My investment portfolio, although small, is crucial to my success now and in the future. Morgan Stanley and E*TRADE created a plan specifically for me to be able to fish and pursue my dream. All I do is stay informed and listen to what the professionals have to say.

It’s the same as going on a “guided trip” with my advisor and learning about being better with my money and how to set myself up for success. All of this can be done while also building a brand for yourself in this industry. Down the line, that can open new revenue streams providing financial stability.

Look at the wealthiest anglers in the world. How many of them have multiple income sources and their own brand?

All of them.

Emergency fund

Professional fishing, as we all know, is naturally unpredictable on the water and off the water. There are many changes in our industry that cause financial hardships for anglers at different times. Establishing an emergency fund is crucial to cover unexpected expenses or to bridge financial gaps during rough periods.

You may know this, but I’ll explain how my emergency fund is set up. When I finish any month with a net gain, I put aside most of the extra cash into a money market account — I believe they are at 5% or a little more right now. This includes the months I am not traveling, and that’s where most of the cash comes from. In a money market account, there is zero risk of it losing any value, and I can withdraw that cash in the event of an emergency.

Obviously, there are going to be times where you don’t have extra money.

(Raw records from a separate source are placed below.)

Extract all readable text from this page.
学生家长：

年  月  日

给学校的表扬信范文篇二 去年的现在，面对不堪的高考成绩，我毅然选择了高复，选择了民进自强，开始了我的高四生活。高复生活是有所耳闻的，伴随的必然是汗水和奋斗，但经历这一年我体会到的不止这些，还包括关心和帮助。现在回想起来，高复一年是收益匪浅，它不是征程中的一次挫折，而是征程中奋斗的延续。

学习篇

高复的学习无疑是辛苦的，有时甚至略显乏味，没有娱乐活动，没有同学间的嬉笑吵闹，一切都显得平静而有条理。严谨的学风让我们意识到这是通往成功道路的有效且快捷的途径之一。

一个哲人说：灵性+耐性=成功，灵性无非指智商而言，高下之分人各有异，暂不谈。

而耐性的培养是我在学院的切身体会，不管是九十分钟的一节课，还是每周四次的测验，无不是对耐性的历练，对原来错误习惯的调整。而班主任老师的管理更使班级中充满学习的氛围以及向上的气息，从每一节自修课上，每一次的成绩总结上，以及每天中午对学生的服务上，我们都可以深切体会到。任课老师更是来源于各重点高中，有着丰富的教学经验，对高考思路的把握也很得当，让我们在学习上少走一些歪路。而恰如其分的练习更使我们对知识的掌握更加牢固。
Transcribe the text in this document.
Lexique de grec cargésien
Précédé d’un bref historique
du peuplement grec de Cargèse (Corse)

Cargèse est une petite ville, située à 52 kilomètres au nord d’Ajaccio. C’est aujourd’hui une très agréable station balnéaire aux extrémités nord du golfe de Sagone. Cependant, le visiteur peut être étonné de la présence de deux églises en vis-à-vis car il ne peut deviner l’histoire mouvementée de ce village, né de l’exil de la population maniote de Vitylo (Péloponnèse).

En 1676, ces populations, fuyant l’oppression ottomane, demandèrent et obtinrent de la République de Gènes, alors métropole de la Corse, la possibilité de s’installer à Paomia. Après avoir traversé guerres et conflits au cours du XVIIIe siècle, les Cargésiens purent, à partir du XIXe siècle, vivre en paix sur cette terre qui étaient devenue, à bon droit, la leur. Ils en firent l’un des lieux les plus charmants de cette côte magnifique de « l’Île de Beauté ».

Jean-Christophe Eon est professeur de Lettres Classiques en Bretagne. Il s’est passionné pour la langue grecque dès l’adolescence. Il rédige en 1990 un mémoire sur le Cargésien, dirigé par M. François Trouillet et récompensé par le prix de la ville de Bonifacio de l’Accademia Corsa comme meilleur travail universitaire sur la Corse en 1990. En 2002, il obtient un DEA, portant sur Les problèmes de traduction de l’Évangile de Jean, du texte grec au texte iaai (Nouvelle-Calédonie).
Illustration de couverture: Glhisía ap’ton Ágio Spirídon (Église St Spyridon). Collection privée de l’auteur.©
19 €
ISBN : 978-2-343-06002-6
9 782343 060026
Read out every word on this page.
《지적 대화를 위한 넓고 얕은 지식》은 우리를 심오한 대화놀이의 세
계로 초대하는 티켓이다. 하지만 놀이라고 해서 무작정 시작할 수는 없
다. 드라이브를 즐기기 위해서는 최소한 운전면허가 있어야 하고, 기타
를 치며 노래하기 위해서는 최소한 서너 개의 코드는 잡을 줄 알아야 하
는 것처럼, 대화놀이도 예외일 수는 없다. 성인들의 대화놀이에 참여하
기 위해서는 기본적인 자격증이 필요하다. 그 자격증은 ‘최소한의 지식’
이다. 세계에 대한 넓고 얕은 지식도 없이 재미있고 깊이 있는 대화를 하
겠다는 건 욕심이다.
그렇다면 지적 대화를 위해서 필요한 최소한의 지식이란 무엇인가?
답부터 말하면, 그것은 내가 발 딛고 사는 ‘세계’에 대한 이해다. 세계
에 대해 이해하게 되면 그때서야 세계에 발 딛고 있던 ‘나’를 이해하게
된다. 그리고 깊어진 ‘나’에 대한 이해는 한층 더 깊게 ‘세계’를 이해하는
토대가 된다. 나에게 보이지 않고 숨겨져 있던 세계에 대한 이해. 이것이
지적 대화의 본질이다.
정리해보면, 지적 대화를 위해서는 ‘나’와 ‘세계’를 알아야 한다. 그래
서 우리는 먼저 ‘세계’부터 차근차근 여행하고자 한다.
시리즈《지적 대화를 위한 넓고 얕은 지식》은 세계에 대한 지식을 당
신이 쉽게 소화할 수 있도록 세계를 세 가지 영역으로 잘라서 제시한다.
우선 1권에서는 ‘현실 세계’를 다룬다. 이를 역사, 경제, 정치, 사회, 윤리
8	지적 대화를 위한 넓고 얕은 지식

I had almost none in 2022, but I stuck to my budget and made it through a year of fishing with no debt. Ending a year with no debt and financial stability was crucial for my success during my 2023 Bassmaster Opens year.

I’m certainly not saying that I’m some brilliant financial advisor. I’m not even saying I’m a good one, but we don’t need amazing expertise to have financial stability. All we need is the information to make basic decisions about how we go about spending and saving money.

Finally, there’s no shame in seeking advice from people who are more experienced. Just like fishing, there are no shortcuts to success or magic tricks. It’s about understanding the fundamentals and exercising.